L’aventure du label Fargo aura duré un peu plus de quinze ans : quelque 200 albums sortis, dont ceux de Neal Casal, Jesse Sykes, Ryan Adams, Richard Buckner, Clem Snide, Alela Diane – entre autres et pour citer des artistes qui risquent d’être connus de vos lecteurs. C’était l’époque du magazine No Depression et Fargo a pris part à cette scène alternative-country, qu’on appelle de nos jours “americana”. En 2010, j’ai ouvert, à Paris, Fargo Vinyl Shop, un magasin de disques, activité que je trouvais complémentaire du label, et publié à peu près à la même époque un magazine, Eldorado. En 2015, ces activités ont cessé, j’ai fait une pause personnelle et j’ai quitté Paris. Depuis, j’accompagne des artistes d’une autre manière, comme conseil ou attaché de presse. Ce que j’ai appris en pilotant un label indépendant, je le mets au service d’artistes et de leurs labels, selon leurs besoins. Et j’organise aussi des concerts à l’occasion (Steve Earle, Chuck Prophet, Jesse Malin, Israel Nash, Dylan LeBlanc…). Cette nouvelle activité me permet de travailler avec un plus grand nombre d’artistes que lorsque j’étais producteur au sein de mon label. Et j’aime ça. J’ai notamment la chance de m’occuper du label de Dan Auerbach des Black Keys, Easy Eye Sound (Robert Finley, Shannon & The Clams). Et j’ai aussi le bonheur d’accompagner des artistes qui étaient signés à l’époque chez Fargo, comme Jesse Malin ou les Great Lake Swimmers.

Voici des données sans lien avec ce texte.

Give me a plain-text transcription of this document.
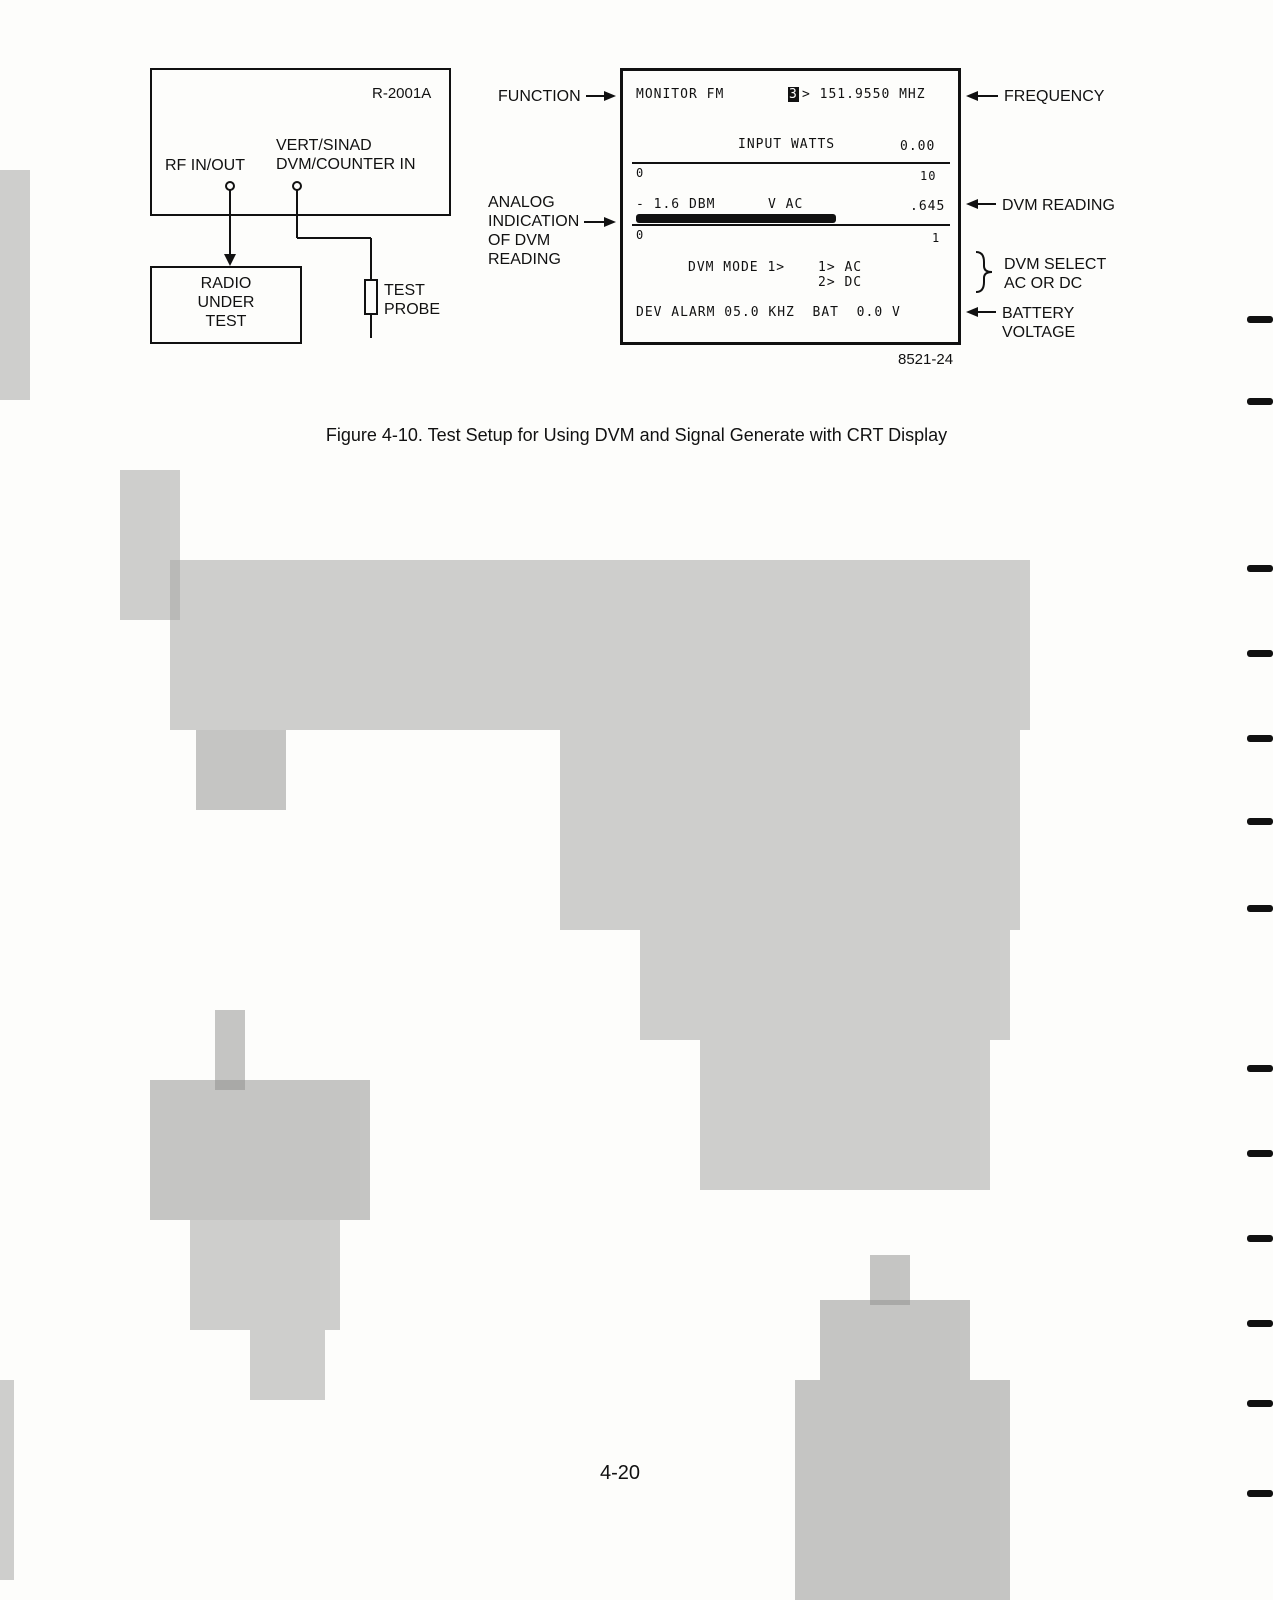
R-2001A
RF IN/OUT
VERT/SINAD
DVM/COUNTER IN
RADIO
UNDER
TEST
TEST
PROBE
MONITOR FM	3 > 151.9550 MHZ
INPUT WATTS	0.00
0	10
- 1.6 DBM	V AC	.645
0	1
DVM MODE 1>	1> AC
2> DC
DEV ALARM 05.0 KHZ  BAT  0.0 V
FUNCTION	FREQUENCY
ANALOG
INDICATION
OF DVM
READING
DVM READING
DVM SELECT
AC OR DC
BATTERY
VOLTAGE
8521-24
Figure 4-10. Test Setup for Using DVM and Signal Generate with CRT Display
4-20
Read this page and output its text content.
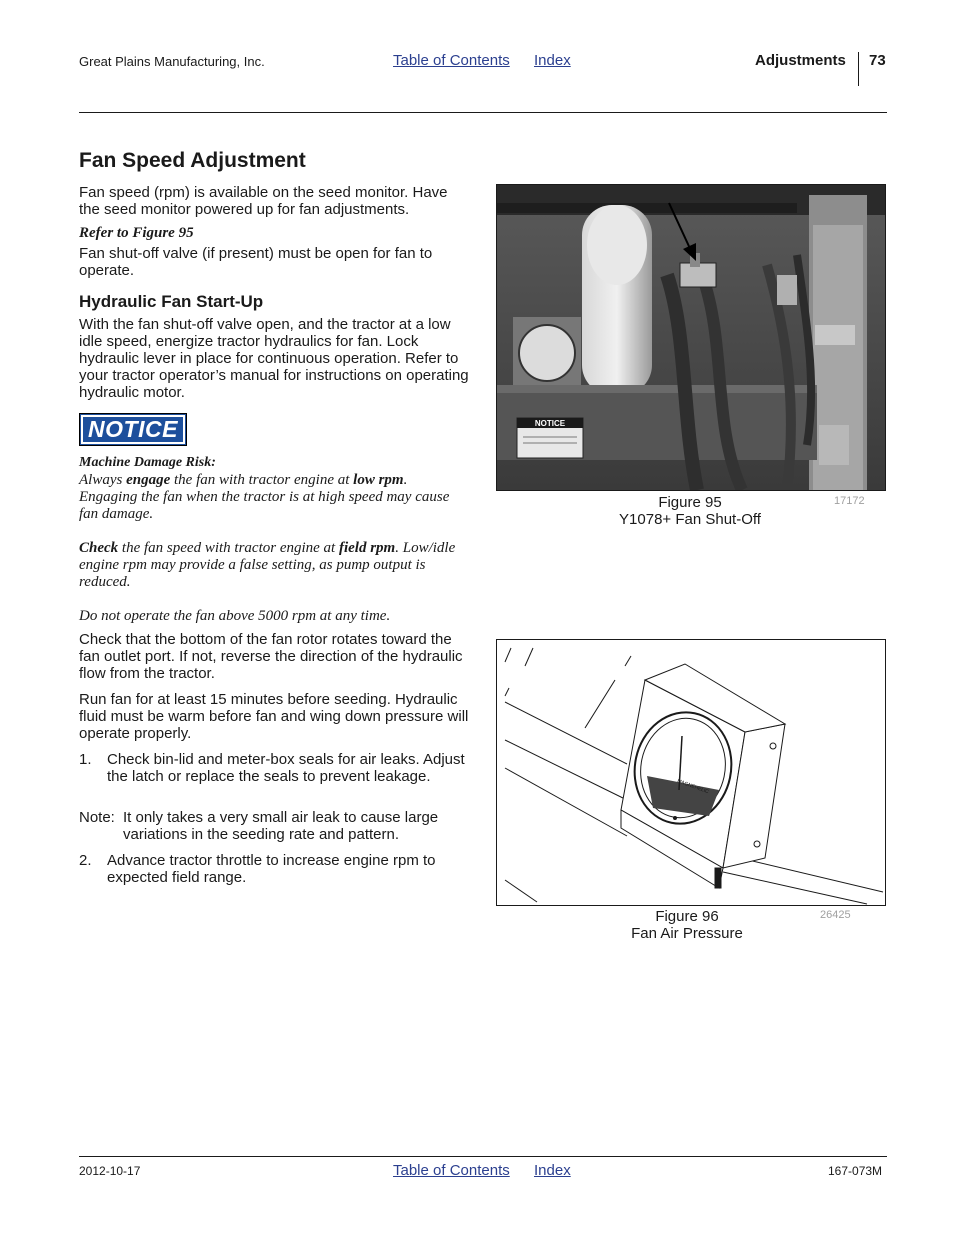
Great Plains Manufacturing, Inc.	Table of Contents Index	Adjustments 73
Fan Speed Adjustment

Fan speed (rpm) is available on the seed monitor. Have the seed monitor powered up for fan adjustments.

Refer to Figure 95

Fan shut-off valve (if present) must be open for fan to operate.

Hydraulic Fan Start-Up

With the fan shut-off valve open, and the tractor at a low idle speed, energize tractor hydraulics for fan. Lock hydraulic lever in place for continuous operation. Refer to your tractor operator’s manual for instructions on operating hydraulic motor.

NOTICE

Machine Damage Risk:

Always engage the fan with tractor engine at low rpm. Engaging the fan when the tractor is at high speed may cause fan damage.

Check the fan speed with tractor engine at field rpm. Low/idle engine rpm may provide a false setting, as pump output is reduced.

Do not operate the fan above 5000 rpm at any time.

Check that the bottom of the fan rotor rotates toward the fan outlet port. If not, reverse the direction of the hydraulic flow from the tractor.

Run fan for at least 15 minutes before seeding. Hydraulic fluid must be warm before fan and wing down pressure will operate properly.

1. Check bin-lid and meter-box seals for air leaks. Adjust the latch or replace the seals to prevent leakage.
Note: It only takes a very small air leak to cause large variations in the seeding rate and pattern.
2. Advance tractor throttle to increase engine rpm to expected field range.
NOTICE
Figure 95
Y1078+ Fan Shut-Off
17172
MAGNEHELIC
Figure 96
Fan Air Pressure
26425
2012-10-17	Table of Contents Index	167-073M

Plus de vingt ans de rencontres artistiques dans le milieu musical, quelles furent tes émotions les plus fortes ?
Je n’ai pas une très bonne mémoire alors piocher des émotions dans les vingt dernières années, cela m’est difficile…Il y en a tant eu. Les années Fargo, label puis disquaire, furent à la fois géniales, excitantes, parfois stressantes, mais ce sont les émotions d’aujourd’hui, voire de demain qui m’intéressent le plus… Evidemment, perdre Neal Casal en 2019, si on veut parler d’émotion, fut terrible. L’artiste pour lequel j’avais créé le label Fargo, une grande partie de la bande-son de ma vie. J’ai mis du temps à m’en remettre et il me manque. Je songe d’ailleurs à lui rendre hommage ou l’associer d’une façon ou un autre à cette nouvelle aventure de festival. Ce sont les rencontres humaines, au-delà des succès ou insuccès de mes aventures professionnelles, que je retiens. Par exemple, j’ai éprouvé une grande joie à retrouver récemment la chanteuse Jesse Sykes et le guitariste Phil Wanscher et passer du temps avec eux à Paris. Ils ont fait partie de l’aventure Fargo, dès les débuts du label, en 2002 je crois, et je me félicite de cette belle amitié qui dure. L’aventure de la boutique Fargo m’a aussi apporté aussi beaucoup de belles rencontres, des amitiés durables, qu’il s’agisse de mes collaborateurs, comme Thibault Guilhem (qui cartonne dans son job d’attaché de presse) ou des clients qui sont vite devenus des amis et que je fréquente encore aujourd’hui.
Ton métier suppose d’être toujours à l’écoute, curieux et passionné, comment fonctionnes-tu ? Tes sources et sources d’inspiration ?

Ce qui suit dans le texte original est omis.